# Pureftpd and awstats

## ColeSlaw

I've installed awstats on my home server and it works perfectly for my webpage.  I saw on the AWStats page that it also supports FTP servers, but I'm having a hard time configuring mine to read the stats off my pureftpd server.  If anybody knows how to set this up I would appreciate it.  I've installed pureftp and awstats both from portage.

Thanks for any help that you can provide!

----------

## SilverOne

Ok, I know it's a little late for a response   :Wink: 

But I've been struggling with this as well, and I got a sort of working configuration.

The steps I took are in short:

- let pure-ftpd log with the CLF log format, using the -O option in it's startup:  -O clf:/var/log/pure-ftpd

- create a new awstats configuration:  cp /etc/awstats.model.conf /etc/awstats.pure-ftpd.conf

- set the settings as you'd like (and see HERE for general awstats FTP settings )

- set the logformat parameter to:  LogFormat="%host %other %logname %time1 %methodurlnoprot %code %bytesd"

Then run the statistics as usual...

Notes:

- I only run one server (i.e. no ftp virtual hosts)

- Right now it does not log uploads different from downloads (the log file is ok, but the statistics just adds them up).  Anyone have an idea to fix that?

- It groups totals by host, by user, by file giving a decent overview.

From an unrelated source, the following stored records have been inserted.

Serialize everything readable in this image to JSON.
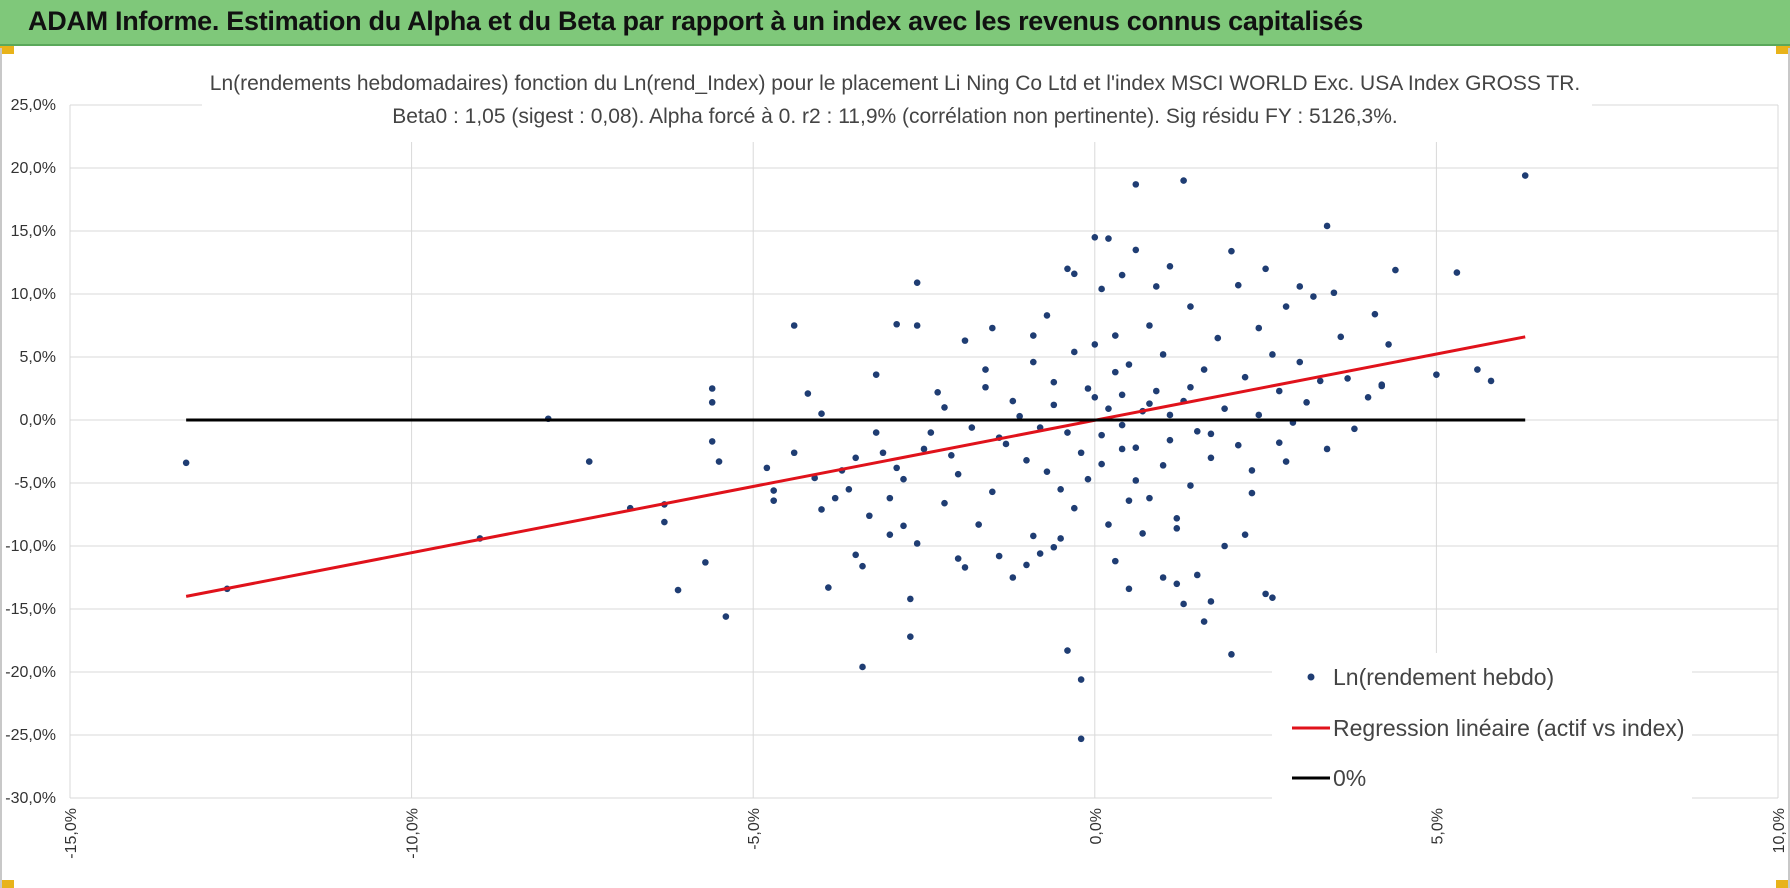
{
  "header": {
    "title": "ADAM Informe. Estimation du Alpha et du Beta par rapport à un index avec les revenus connus capitalisés"
  },
  "chart_data": {
    "type": "scatter",
    "title": "Ln(rendements hebdomadaires) fonction du Ln(rend_Index) pour le placement Li Ning Co Ltd et l'index MSCI WORLD Exc. USA Index GROSS TR.",
    "subtitle": "Beta0 : 1,05 (sigest : 0,08).  Alpha forcé à 0. r2 : 11,9% (corrélation non pertinente). Sig résidu FY : 5126,3%.",
    "xlim": [
      -15,
      10
    ],
    "ylim": [
      -30,
      25
    ],
    "x_ticks": [
      -15,
      -10,
      -5,
      0,
      5,
      10
    ],
    "y_ticks": [
      25,
      20,
      15,
      10,
      5,
      0,
      -5,
      -10,
      -15,
      -20,
      -25,
      -30
    ],
    "x_tick_labels": [
      "-15,0%",
      "-10,0%",
      "-5,0%",
      "0,0%",
      "5,0%",
      "10,0%"
    ],
    "y_tick_labels": [
      "25,0%",
      "20,0%",
      "15,0%",
      "10,0%",
      "5,0%",
      "0,0%",
      "-5,0%",
      "-10,0%",
      "-15,0%",
      "-20,0%",
      "-25,0%",
      "-30,0%"
    ],
    "grid": true,
    "legend_position": "bottom-right",
    "colors": {
      "points": "#1f3d73",
      "regression": "#e0121b",
      "zero": "#000000"
    },
    "series": [
      {
        "name": "Ln(rendement hebdo)",
        "kind": "scatter",
        "points": [
          [
            -13.3,
            -3.4
          ],
          [
            -12.7,
            -13.4
          ],
          [
            -9.0,
            -9.4
          ],
          [
            -8.0,
            0.1
          ],
          [
            -7.4,
            -3.3
          ],
          [
            -6.8,
            -7.0
          ],
          [
            -6.3,
            -6.7
          ],
          [
            -6.3,
            -8.1
          ],
          [
            -6.1,
            -13.5
          ],
          [
            -5.7,
            -11.3
          ],
          [
            -5.6,
            2.5
          ],
          [
            -5.6,
            1.4
          ],
          [
            -5.6,
            -1.7
          ],
          [
            -5.5,
            -3.3
          ],
          [
            -5.4,
            -15.6
          ],
          [
            -4.8,
            -3.8
          ],
          [
            -4.7,
            -5.6
          ],
          [
            -4.7,
            -6.4
          ],
          [
            -4.4,
            -2.6
          ],
          [
            -4.4,
            7.5
          ],
          [
            -4.2,
            2.1
          ],
          [
            -4.1,
            -4.6
          ],
          [
            -4.0,
            -7.1
          ],
          [
            -4.0,
            0.5
          ],
          [
            -3.9,
            -13.3
          ],
          [
            -3.8,
            -6.2
          ],
          [
            -3.7,
            -4.0
          ],
          [
            -3.6,
            -5.5
          ],
          [
            -3.5,
            -3.0
          ],
          [
            -3.5,
            -10.7
          ],
          [
            -3.4,
            -11.6
          ],
          [
            -3.4,
            -19.6
          ],
          [
            -3.3,
            -7.6
          ],
          [
            -3.2,
            -1.0
          ],
          [
            -3.2,
            3.6
          ],
          [
            -3.1,
            -2.6
          ],
          [
            -3.0,
            -6.2
          ],
          [
            -3.0,
            -9.1
          ],
          [
            -2.9,
            -3.8
          ],
          [
            -2.9,
            7.6
          ],
          [
            -2.8,
            -8.4
          ],
          [
            -2.8,
            -4.7
          ],
          [
            -2.7,
            -17.2
          ],
          [
            -2.7,
            -14.2
          ],
          [
            -2.6,
            -9.8
          ],
          [
            -2.6,
            10.9
          ],
          [
            -2.6,
            7.5
          ],
          [
            -2.5,
            -2.3
          ],
          [
            -2.4,
            -1.0
          ],
          [
            -2.3,
            2.2
          ],
          [
            -2.2,
            -6.6
          ],
          [
            -2.2,
            1.0
          ],
          [
            -2.0,
            -4.3
          ],
          [
            -2.0,
            -11.0
          ],
          [
            -1.9,
            -11.7
          ],
          [
            -1.9,
            6.3
          ],
          [
            -1.8,
            -0.6
          ],
          [
            -1.7,
            -8.3
          ],
          [
            -1.6,
            4.0
          ],
          [
            -1.5,
            -5.7
          ],
          [
            -1.5,
            7.3
          ],
          [
            -1.4,
            -10.8
          ],
          [
            -1.3,
            -1.9
          ],
          [
            -1.2,
            -12.5
          ],
          [
            -1.2,
            1.5
          ],
          [
            -1.0,
            -11.5
          ],
          [
            -1.0,
            -3.2
          ],
          [
            -0.9,
            6.7
          ],
          [
            -0.9,
            -9.2
          ],
          [
            -0.8,
            -10.6
          ],
          [
            -0.8,
            -0.6
          ],
          [
            -0.7,
            8.3
          ],
          [
            -0.6,
            -10.1
          ],
          [
            -0.6,
            3.0
          ],
          [
            -0.5,
            -5.5
          ],
          [
            -0.5,
            -9.4
          ],
          [
            -0.4,
            -18.3
          ],
          [
            -0.4,
            12.0
          ],
          [
            -0.3,
            5.4
          ],
          [
            -0.3,
            -7.0
          ],
          [
            -0.3,
            11.6
          ],
          [
            -0.2,
            -20.6
          ],
          [
            -0.2,
            -25.3
          ],
          [
            -0.1,
            2.5
          ],
          [
            -0.1,
            -4.7
          ],
          [
            0.0,
            6.0
          ],
          [
            0.0,
            14.5
          ],
          [
            0.0,
            1.8
          ],
          [
            0.1,
            -1.2
          ],
          [
            0.1,
            10.4
          ],
          [
            0.1,
            -3.5
          ],
          [
            0.2,
            -8.3
          ],
          [
            0.2,
            14.4
          ],
          [
            0.3,
            3.8
          ],
          [
            0.3,
            -11.2
          ],
          [
            0.3,
            6.7
          ],
          [
            0.4,
            -2.3
          ],
          [
            0.4,
            11.5
          ],
          [
            0.4,
            -0.4
          ],
          [
            0.5,
            -13.4
          ],
          [
            0.5,
            4.4
          ],
          [
            0.6,
            18.7
          ],
          [
            0.6,
            -4.8
          ],
          [
            0.6,
            13.5
          ],
          [
            0.7,
            0.7
          ],
          [
            0.7,
            -9.0
          ],
          [
            0.8,
            -6.2
          ],
          [
            0.8,
            7.5
          ],
          [
            0.9,
            2.3
          ],
          [
            0.9,
            10.6
          ],
          [
            1.0,
            -3.6
          ],
          [
            1.0,
            -12.5
          ],
          [
            1.0,
            5.2
          ],
          [
            1.1,
            -1.6
          ],
          [
            1.1,
            12.2
          ],
          [
            1.2,
            -13.0
          ],
          [
            1.2,
            -7.8
          ],
          [
            1.3,
            -14.6
          ],
          [
            1.3,
            19.0
          ],
          [
            1.3,
            1.5
          ],
          [
            1.4,
            -5.2
          ],
          [
            1.4,
            9.0
          ],
          [
            1.5,
            -0.9
          ],
          [
            1.5,
            -12.3
          ],
          [
            1.6,
            -16.0
          ],
          [
            1.6,
            4.0
          ],
          [
            1.7,
            -14.4
          ],
          [
            1.7,
            -3.0
          ],
          [
            1.8,
            6.5
          ],
          [
            1.9,
            -10.0
          ],
          [
            1.9,
            0.9
          ],
          [
            2.0,
            13.4
          ],
          [
            2.0,
            -18.6
          ],
          [
            2.1,
            10.7
          ],
          [
            2.1,
            -2.0
          ],
          [
            2.2,
            -9.1
          ],
          [
            2.2,
            3.4
          ],
          [
            2.3,
            -4.0
          ],
          [
            2.4,
            7.3
          ],
          [
            2.4,
            0.4
          ],
          [
            2.5,
            -13.8
          ],
          [
            2.5,
            12.0
          ],
          [
            2.6,
            -14.1
          ],
          [
            2.6,
            5.2
          ],
          [
            2.7,
            -1.8
          ],
          [
            2.8,
            9.0
          ],
          [
            2.8,
            -3.3
          ],
          [
            2.9,
            -0.2
          ],
          [
            3.0,
            4.6
          ],
          [
            3.0,
            10.6
          ],
          [
            3.1,
            1.4
          ],
          [
            3.2,
            9.8
          ],
          [
            3.3,
            3.1
          ],
          [
            3.4,
            -2.3
          ],
          [
            3.4,
            15.4
          ],
          [
            3.5,
            10.1
          ],
          [
            3.6,
            6.6
          ],
          [
            3.7,
            3.3
          ],
          [
            3.8,
            -0.7
          ],
          [
            4.0,
            1.8
          ],
          [
            4.1,
            8.4
          ],
          [
            4.2,
            2.8
          ],
          [
            4.3,
            6.0
          ],
          [
            4.4,
            11.9
          ],
          [
            4.2,
            2.7
          ],
          [
            5.0,
            3.6
          ],
          [
            5.3,
            11.7
          ],
          [
            5.6,
            4.0
          ],
          [
            5.8,
            3.1
          ],
          [
            6.3,
            19.4
          ],
          [
            -0.6,
            1.2
          ],
          [
            -0.4,
            -1.0
          ],
          [
            -0.2,
            -2.6
          ],
          [
            0.2,
            0.9
          ],
          [
            0.4,
            2.0
          ],
          [
            0.6,
            -2.2
          ],
          [
            0.8,
            1.3
          ],
          [
            1.1,
            0.4
          ],
          [
            1.4,
            2.6
          ],
          [
            1.7,
            -1.1
          ],
          [
            -1.1,
            0.3
          ],
          [
            -1.4,
            -1.4
          ],
          [
            -0.7,
            -4.1
          ],
          [
            0.5,
            -6.4
          ],
          [
            1.2,
            -8.6
          ],
          [
            -1.6,
            2.6
          ],
          [
            -2.1,
            -2.8
          ],
          [
            2.3,
            -5.8
          ],
          [
            2.7,
            2.3
          ],
          [
            -0.9,
            4.6
          ]
        ]
      },
      {
        "name": "Regression linéaire (actif vs index)",
        "kind": "line",
        "points": [
          [
            -13.3,
            -14.0
          ],
          [
            6.3,
            6.6
          ]
        ]
      },
      {
        "name": "0%",
        "kind": "line",
        "points": [
          [
            -13.3,
            0
          ],
          [
            6.3,
            0
          ]
        ]
      }
    ]
  }
}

- the pure-ftpd manual recommends the "stats" logfile type.  Awstats does not support this, nor do I think it recognizes the W3C format (time parameter is wrong).  Since xferlog is supposed to be broken, I chose CLF

- If you have several different statistics files (awstats.XXXX.conf) THIS helps keep track of them.

Hope this helps somebody.

----------